Saturday 31 October 2015

Universal Horror: How fear came to the movies

Bela Lugosi pounces in Dracula (1931)


The 1930s were a watershed era for cinema, defined by seismic change on screen and beyond; from the dawn of the ‘talkies’ to the Great Depression and rise of Totalitarian regimes in Europe, which fuelled an influx of fresh talent to Hollywood. One of the greatest beneficiaries of the new ‘talkies’ was the horror picture. Synchronised sound provided a multitude of opportunities to shock, excite and terrify so it is unsurprising that this period gave birth to some of the most enduring villains and monsters in cinematic history, in horror classics like Dracula (1931), Frankenstein (1931), The Invisible Man (1933) and The Mummy (1933). Many of these works came from Universal Pictures a second-tier studio that came to shape the horror genre, casting glamorous damsels in distress and suave, charming villains while pushing creative and technological boundaries.  

"The stable of Universal horror films produced in this period gained popularity because to some degree they provided an avenue for the exorcism of the racial tensions and social conflicts of the day."

The stable of Universal horror films produced in this period gained popularity because to some degree they provided an avenue for the exorcism of the racial tensions and social conflicts of the day. With little exception, they all reflect a paranoid view of the outsiders, positioning foreigners and exotic monsters as the primary source of fear. Take Murders in the Rue Morgue (1932), in which the sinister Dr. Mirakle, a doctor exhibiting a violent ape named ‘Erik’ as part of a fairground attraction. A series of brutal murders ensues and a young detective discovers that Dr. Mirakle has been murdering young women by infecting them with ape blood in the hope of providing Erik with a mate. All the conventions that would become so common in Universal horror can he found here; the young pure woman threatened with contamination by a shadowy foreigner, the mad scientist intent on wreaking havoc and the ensuing disruption of the social fabric. It’s also evident that the source of horror is not only foreign but savage and uncivilised and the threat posed originates in the literal contamination of the blood. Similar themes can be identified in Dracula where again, threat originates in fear of the literal pollution of the blood by foreign forces. Bela Lugosi’s Dracula was undoubtedly a more charming villain than Erik the ape but again the sense of danger is as much rooted in his ‘otherness’ as in his demonic inhumanity. We don’t have to search too deeply to find parallels with the discourses on miscegenation and racial contamination prevalent at the time.

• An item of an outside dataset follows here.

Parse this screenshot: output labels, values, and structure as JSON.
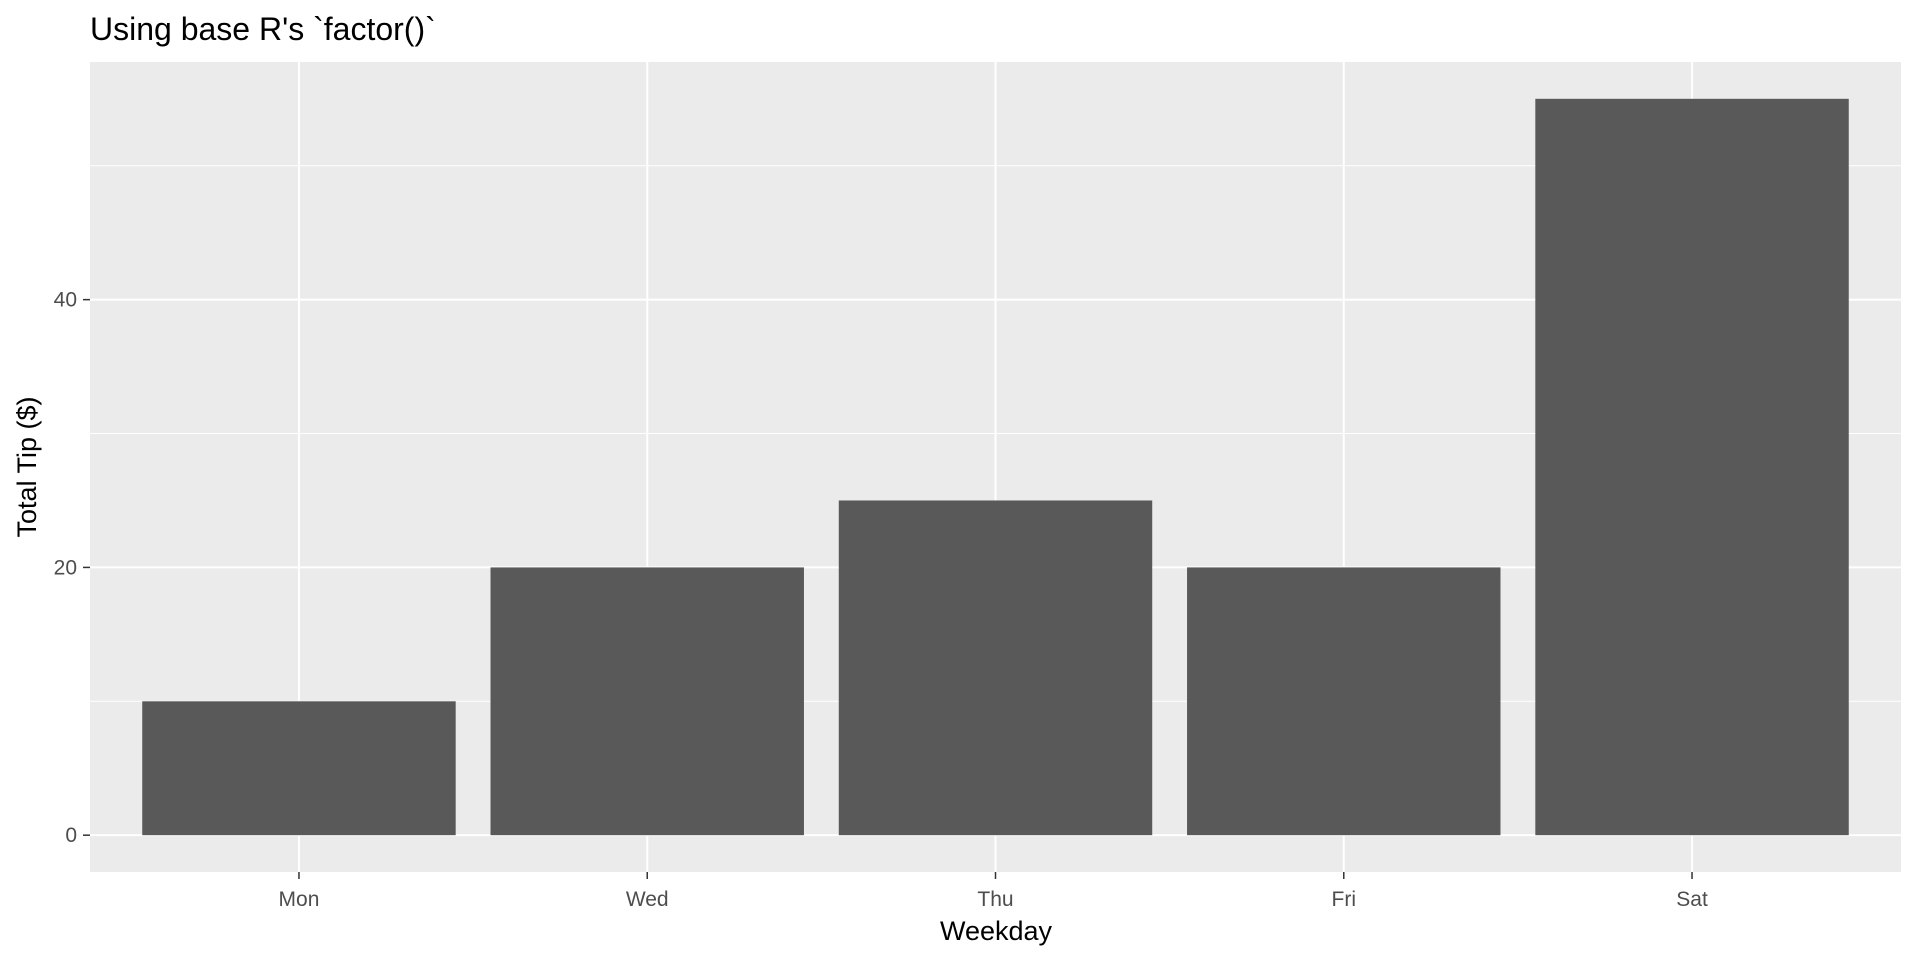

In a decade in which America sought to isolate itself politically from the rest of the world, Universal horror reflected deep-seated unease with an outside world deemed primitive and barbaric. This xenophobia was easily applicable to the British audiences of Universal horrors who were themselves grappling with the death of Victorian imperial optimism. The Mummy can be seen as much as an emblem of colonial anxiety about the Other as an entertaining adventure about an ancient monster come to life. 

The eponymous mummy Imhotep in The Mummy (1933)

Universal horrors also demonstrate a sense of disquiet with modernity and technology – particularly when harnessed to corrupt the natural order. Indeed, the 'mad scientist' motif was played out again and again in Universal horror, in films like The Raven (1935), Frankenstein (1931), The Invisible Man and Murders in the Rue Morgue. These films constructed an image of the scientist/doctor as an individual willing to transcend the accepted boundaries between man and monster to distort nature. In The Raven Bela Lugosi plays a family physician obsessed with the stories of  Edgar Allen Poe who, finding his love for a patient thwarted, plots to kill her and her fiance by ensnaring them in a series of elaborate Poe-inspired traps. The Raven – arguably one of the darkest of Universal horrors – shocked and thrilled audiences with its chilling portrayal of lust, hatred and vengeance. 

The golden age of Universal Horror was fundamentally concerned with the blurring of  established social boundaries – between pure and impure, living and dead, man and monster, foreign and domestic. By exposing and perhaps even satirising the fragility of these defining boundaries these films established horror as a genre that could chill audiences with a cinematic vision of fear anchored in very real anxieties.